Never underestimate good network and endpoint protection
Last year, Cisco’s Talos Intelligence Group uncovered a multipronged DNS hijacking campaign that affected over 50 government agencies and private companies in Lebanon and the United Arab Emirates (U.A.E.). Based on the attackers’ tools, tactics, and procedures (TTPs), the campaign used malware called “DNSpionage” to infect target hosts and steal data. The second stage of the attack was a DNS redirection campaign for the name servers of the Lebanese Finance Ministry, Middle East Airlines (MEA), and U.A.E. government domains.
The infection vector was a malware-ridden job application form hosted in two fake job listing websites. The form came as a downloadable Microsoft Word document laced with a malicious macro. The macro downloaded the payload onto the victim’s computer then created a covert channel connected to the attackers’ command-and-control (C&C) server via the DNS. Through this channel, the attackers may have been able to siphon off email credentials and sensitive data from the victims and send commands to the malware.
The solution: The best and up-to-date malware solutions and next-generation firewalls (NGFWs) provide a good layer of protection against DNSpionage-type attacks. Intrusion prevention systems (IPSs) can also defend networks against nefarious activities, emails, and domains.
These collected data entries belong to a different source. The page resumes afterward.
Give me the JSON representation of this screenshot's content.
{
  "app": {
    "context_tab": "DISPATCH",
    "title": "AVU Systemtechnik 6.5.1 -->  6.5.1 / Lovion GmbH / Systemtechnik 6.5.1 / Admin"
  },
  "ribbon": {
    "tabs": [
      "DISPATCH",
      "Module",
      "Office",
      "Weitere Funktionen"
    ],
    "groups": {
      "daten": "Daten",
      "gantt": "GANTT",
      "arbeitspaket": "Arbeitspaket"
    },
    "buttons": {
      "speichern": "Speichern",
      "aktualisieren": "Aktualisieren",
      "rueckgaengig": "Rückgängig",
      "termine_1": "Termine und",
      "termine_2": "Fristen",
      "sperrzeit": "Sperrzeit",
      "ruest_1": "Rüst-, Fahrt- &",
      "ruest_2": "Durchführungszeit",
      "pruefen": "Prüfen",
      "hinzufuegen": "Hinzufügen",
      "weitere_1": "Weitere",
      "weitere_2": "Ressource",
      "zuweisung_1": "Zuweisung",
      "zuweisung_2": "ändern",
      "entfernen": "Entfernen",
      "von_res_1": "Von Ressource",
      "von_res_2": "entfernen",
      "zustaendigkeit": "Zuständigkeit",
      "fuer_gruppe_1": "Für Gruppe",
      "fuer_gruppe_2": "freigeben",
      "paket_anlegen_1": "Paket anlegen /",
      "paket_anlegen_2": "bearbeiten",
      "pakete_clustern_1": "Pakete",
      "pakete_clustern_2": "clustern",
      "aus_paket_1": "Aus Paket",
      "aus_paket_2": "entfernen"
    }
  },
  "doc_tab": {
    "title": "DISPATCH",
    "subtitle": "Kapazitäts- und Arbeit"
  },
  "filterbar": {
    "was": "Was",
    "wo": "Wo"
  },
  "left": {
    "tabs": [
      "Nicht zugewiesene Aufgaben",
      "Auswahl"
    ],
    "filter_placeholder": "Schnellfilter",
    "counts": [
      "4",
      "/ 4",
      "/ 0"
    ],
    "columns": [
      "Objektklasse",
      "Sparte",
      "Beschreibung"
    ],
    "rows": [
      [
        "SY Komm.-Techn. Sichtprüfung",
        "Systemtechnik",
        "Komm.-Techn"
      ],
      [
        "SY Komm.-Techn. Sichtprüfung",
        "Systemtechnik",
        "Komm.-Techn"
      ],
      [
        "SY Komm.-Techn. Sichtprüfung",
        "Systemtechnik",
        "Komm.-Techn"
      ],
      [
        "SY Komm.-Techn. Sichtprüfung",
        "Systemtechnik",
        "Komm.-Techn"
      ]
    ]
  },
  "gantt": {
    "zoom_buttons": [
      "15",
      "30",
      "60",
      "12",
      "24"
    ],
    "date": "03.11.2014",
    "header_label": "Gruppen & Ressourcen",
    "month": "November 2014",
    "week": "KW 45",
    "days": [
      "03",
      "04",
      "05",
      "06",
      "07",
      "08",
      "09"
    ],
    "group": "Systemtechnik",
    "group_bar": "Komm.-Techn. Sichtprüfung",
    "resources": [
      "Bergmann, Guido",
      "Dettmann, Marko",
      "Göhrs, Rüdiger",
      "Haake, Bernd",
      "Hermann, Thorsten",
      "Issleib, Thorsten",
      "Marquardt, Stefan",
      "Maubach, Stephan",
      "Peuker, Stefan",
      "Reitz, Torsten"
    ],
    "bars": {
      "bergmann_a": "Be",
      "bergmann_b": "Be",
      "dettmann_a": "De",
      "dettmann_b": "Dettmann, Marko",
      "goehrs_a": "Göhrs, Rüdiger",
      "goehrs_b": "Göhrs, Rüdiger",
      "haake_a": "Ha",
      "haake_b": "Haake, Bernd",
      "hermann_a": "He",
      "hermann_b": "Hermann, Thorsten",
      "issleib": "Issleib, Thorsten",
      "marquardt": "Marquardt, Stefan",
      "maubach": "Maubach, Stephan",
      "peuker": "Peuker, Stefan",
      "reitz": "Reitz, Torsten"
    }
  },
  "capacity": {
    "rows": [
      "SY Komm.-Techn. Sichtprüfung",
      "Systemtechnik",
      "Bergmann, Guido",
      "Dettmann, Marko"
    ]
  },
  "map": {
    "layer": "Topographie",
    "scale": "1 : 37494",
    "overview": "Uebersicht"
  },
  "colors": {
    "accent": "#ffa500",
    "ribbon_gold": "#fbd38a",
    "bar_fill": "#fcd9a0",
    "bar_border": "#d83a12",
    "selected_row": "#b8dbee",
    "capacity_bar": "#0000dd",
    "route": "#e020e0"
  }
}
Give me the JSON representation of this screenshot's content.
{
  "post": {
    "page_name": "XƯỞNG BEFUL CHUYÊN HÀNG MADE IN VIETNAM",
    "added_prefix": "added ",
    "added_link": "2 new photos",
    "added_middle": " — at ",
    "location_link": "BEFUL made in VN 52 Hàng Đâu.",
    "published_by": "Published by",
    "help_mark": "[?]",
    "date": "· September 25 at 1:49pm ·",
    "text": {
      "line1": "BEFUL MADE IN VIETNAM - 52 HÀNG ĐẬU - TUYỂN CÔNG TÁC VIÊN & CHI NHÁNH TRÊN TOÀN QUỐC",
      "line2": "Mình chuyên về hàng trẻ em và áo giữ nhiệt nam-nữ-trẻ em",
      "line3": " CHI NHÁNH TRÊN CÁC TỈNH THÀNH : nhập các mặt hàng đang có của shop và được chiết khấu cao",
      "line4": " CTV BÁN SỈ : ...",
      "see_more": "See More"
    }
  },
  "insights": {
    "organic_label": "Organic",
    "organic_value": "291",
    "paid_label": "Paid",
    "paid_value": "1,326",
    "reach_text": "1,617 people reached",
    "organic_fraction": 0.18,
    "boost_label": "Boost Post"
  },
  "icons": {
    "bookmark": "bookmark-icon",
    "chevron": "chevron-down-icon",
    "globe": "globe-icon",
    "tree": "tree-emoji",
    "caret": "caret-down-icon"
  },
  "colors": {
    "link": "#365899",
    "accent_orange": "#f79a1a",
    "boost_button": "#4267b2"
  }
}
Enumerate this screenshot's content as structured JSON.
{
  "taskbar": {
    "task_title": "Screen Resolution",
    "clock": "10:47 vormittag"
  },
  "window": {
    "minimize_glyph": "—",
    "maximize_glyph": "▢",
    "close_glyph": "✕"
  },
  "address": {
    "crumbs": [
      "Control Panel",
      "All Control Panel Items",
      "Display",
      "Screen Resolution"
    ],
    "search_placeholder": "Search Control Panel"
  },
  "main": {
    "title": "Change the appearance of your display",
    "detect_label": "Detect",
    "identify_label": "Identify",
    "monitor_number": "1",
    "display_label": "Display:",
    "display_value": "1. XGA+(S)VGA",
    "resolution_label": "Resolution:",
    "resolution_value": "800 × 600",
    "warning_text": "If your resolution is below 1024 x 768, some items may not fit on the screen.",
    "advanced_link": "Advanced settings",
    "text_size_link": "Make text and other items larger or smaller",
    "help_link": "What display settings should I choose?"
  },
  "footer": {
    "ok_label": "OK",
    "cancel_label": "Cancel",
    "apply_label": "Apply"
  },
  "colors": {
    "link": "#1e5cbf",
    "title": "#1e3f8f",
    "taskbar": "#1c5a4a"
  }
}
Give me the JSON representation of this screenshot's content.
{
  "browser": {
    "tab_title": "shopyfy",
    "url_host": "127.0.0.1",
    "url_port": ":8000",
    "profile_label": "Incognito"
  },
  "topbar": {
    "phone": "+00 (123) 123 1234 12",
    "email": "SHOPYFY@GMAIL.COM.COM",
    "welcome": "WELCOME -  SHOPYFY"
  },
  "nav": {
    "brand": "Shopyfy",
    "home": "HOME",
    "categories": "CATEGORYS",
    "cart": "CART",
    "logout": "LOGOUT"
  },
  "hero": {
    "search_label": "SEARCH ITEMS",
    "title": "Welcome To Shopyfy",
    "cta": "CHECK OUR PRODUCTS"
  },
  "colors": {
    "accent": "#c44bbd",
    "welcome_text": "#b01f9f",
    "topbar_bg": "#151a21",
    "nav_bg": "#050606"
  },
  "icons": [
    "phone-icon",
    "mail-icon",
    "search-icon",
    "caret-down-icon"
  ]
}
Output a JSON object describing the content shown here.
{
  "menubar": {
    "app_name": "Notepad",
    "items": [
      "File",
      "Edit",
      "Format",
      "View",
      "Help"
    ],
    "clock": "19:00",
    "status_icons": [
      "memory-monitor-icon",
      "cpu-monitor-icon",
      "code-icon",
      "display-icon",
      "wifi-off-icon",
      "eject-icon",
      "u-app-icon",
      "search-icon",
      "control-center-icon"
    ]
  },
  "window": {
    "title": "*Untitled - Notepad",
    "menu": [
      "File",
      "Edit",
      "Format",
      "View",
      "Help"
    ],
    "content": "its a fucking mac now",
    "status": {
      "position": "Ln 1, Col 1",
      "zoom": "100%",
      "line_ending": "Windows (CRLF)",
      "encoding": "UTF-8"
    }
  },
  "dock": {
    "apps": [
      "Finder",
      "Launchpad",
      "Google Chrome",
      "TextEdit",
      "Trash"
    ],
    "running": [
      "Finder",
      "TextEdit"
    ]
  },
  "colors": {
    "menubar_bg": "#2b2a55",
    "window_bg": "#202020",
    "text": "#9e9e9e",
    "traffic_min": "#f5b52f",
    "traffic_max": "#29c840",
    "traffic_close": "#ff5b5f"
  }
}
Users can also integrate DNS Lookup API into IPS tools to provide additional intelligence that can be compared with threat data to identify connected domains and name servers that need monitoring, further investigation or blocking.
We’re bound to see more DNS attacks as long as there is a way for hackers to attack the protocol. By plugging all security loopholes in the DNS, companies can stand a chance against such costly attacks. Domain DNS lookup tools like DNS Lookup API can help prevent incidents by providing infosec professionals with accurate and near-real-time threat intelligence.